Mrs Chadwick, a registered nurse and midwife, is serving her second term as a Rotorua District councillor.
The former Lakeland Health services director has a high community profile, particularly in health and education.
Yesterday, Mr Bradford stood beside Te Ngae Rd from 7.15 am and spent 11/2 hours waving to peak-hour commuters.
Dressed in casual clothes, the Defence, Tertiary Education and Enterprise and Commerce Minister held an election hoarding with his face pictured next to the words, "MAXimise your future."
Mr Bradford said he endured the "inevitable demonstrators who chose to use the appropriate finger," although most people were encouraging and tooted.
He planned to take to Rotorua roadsides every morning and evening until Saturday because the tactic worked well last election.

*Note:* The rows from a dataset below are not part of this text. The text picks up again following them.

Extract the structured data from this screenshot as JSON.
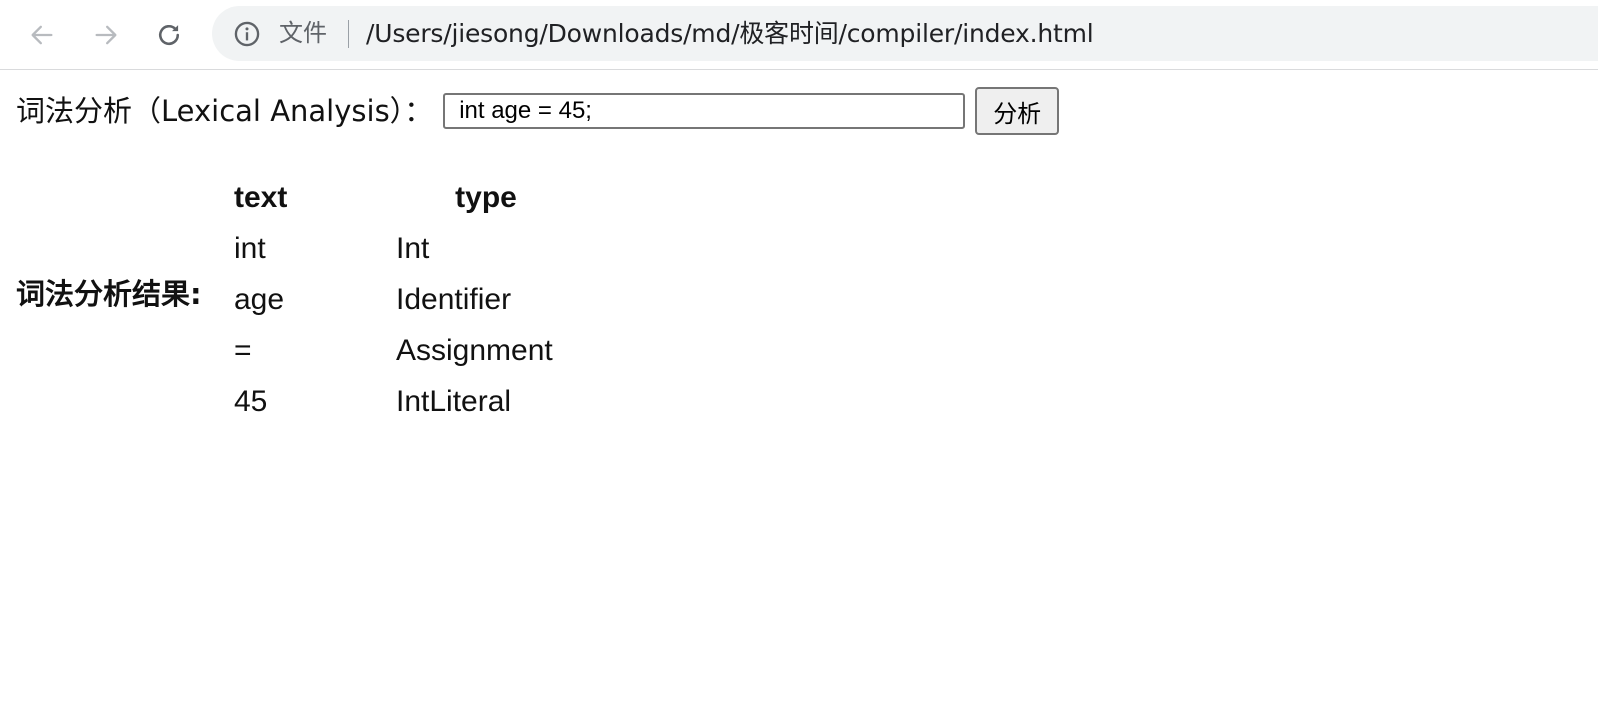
{
  "browser": {
    "scheme_label": "文件",
    "url": "/Users/jiesong/Downloads/md/极客时间/compiler/index.html",
    "icons": {
      "back": "arrow-left-icon",
      "forward": "arrow-right-icon",
      "reload": "reload-icon",
      "info": "info-circle-icon"
    }
  },
  "page": {
    "input_label": "词法分析（Lexical Analysis）：",
    "input_value": "int age = 45;",
    "analyze_button": "分析",
    "result_label": "词法分析结果:",
    "table": {
      "headers": [
        "text",
        "type"
      ],
      "rows": [
        {
          "text": "int",
          "type": "Int"
        },
        {
          "text": "age",
          "type": "Identifier"
        },
        {
          "text": "=",
          "type": "Assignment"
        },
        {
          "text": "45",
          "type": "IntLiteral"
        }
      ]
    }
  }
}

The only independent poll to be done on Rotorua voters, by Western Heights High School three weeks ago, placed Mrs Chadwick 6 percentage points ahead of Mr Bradford.
The poll of 200 eligible voters showed that National led the party vote race on 36.5 per cent, with Labour second on 18 per cent.
Mrs Chadwick said she had campaigned every weekend since January and would spend the days leading up to the election door-knocking.
"We are not having to stand on streets and wave to people to garner last-minute votes," Mrs Chadwick said. "We've prepared well and now we are sitting back and enjoying it."
Mr Bradford said although he was "reasonably confident" of his chances, Mrs Chadwick was proving his toughest opponent in three campaigns.
"I have found it tougher this term with portfolios to manage but I still spend every weekend out in the electorate and from what I'm hearing on the streets my situation is better than the Opposition are making out."